As her last name suggests, Philomena Cunk (“cunk” can be translated as “to crash” in French), the main character of this fiction stamped “BBC”, is not the sharpest knife in the drawer. This woman wonderfully embodied by Diane Morgan (who already played a bizarre and somewhat pathetic character in After Life by Ricky Gervais) is, however, entrusted with the arduous task of telling the story of Humanity in a documentary series of thirty minutes in five opuses.
In form, nothing to complain regarding, everything is perfect. Between an infographic and a reconstruction, Philomena strolls through the most emblematic places of the globe (Florence, Rome, Athens…) sporting a serious face of circumstance, distilling a voice-over worthy of the greatest English-speaking historical docs. In front of his microphone, are linked, moreover, eminent experts: an archaeologist from the “University of London”, a philologist from the British Museum or an Egyptologist…. A panel to show to all students enrolled in journalism school.
The future of journalism?
Basically, on the other hand, it is the cata. Philomena – originally imagined by Charlie Brooker as a “cupcake blogger” – pours into the uneasiness à la Raphaël Mezrahi (in a more subtle way), the anachronisms of podcast Breaking Old Newsthe naivety of an elementary school newspaper reporter, the shortcomings of Michael Scott (The Office) in social intelligence. With a few drops of conspiracy, crude product placements, contempt for our ancestors, and personal anecdotes completely off the mark. Rather judge the relevance of his questions…

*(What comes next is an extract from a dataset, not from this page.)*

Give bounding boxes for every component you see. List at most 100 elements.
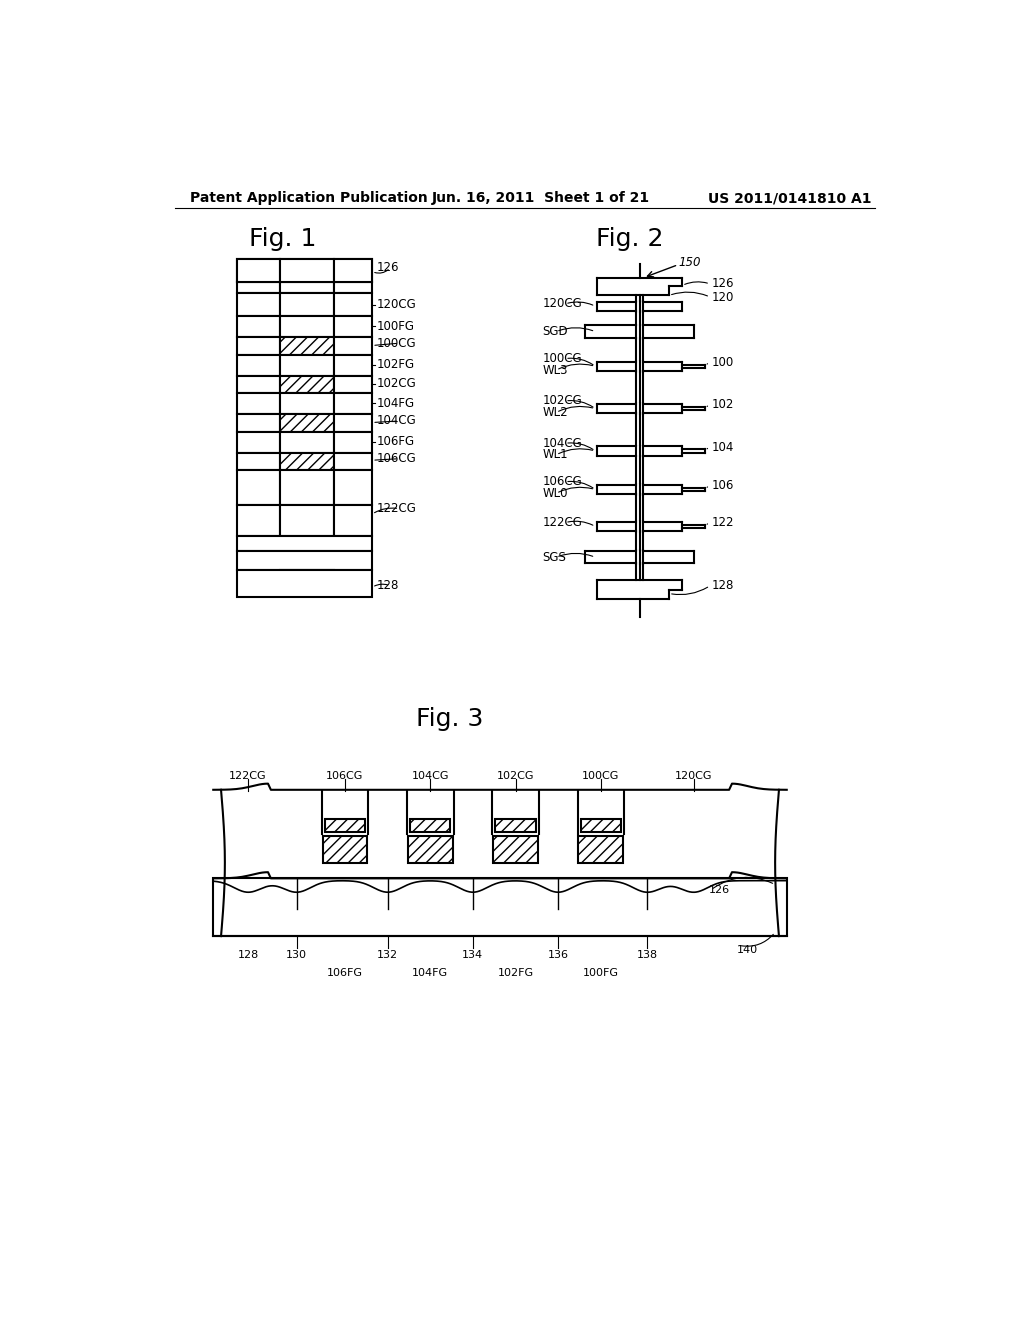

Why do you say there is a mystery around the pyramids when they are obviously big bricks in a triangle? Who invented civilization? Did Zeus approve the creation of the Olympic Games? Was Jesus Christ the first victim of cancel culture? Did the birth of Venus happen this way? In front of Botticelli’s painting and with the accent of Bolton (near Manchester). In short, it’s as absurd as it is tasty.
The real experts, aware of the tone of the show, but not of the questions, are impressively serene and self-deprecating when they try to respond, in the most serious way, to its questions. With, as a bonus, a recurring joke “Made in Belgium” that works all the time, around “Pump Up the Jam” by Technotronic.
Cunk on Earth – Mockumentary by Charlie Brooker – Director: Christian Watt – With Diane Morgan – 5 × 30′, from 01/31 (Netflix).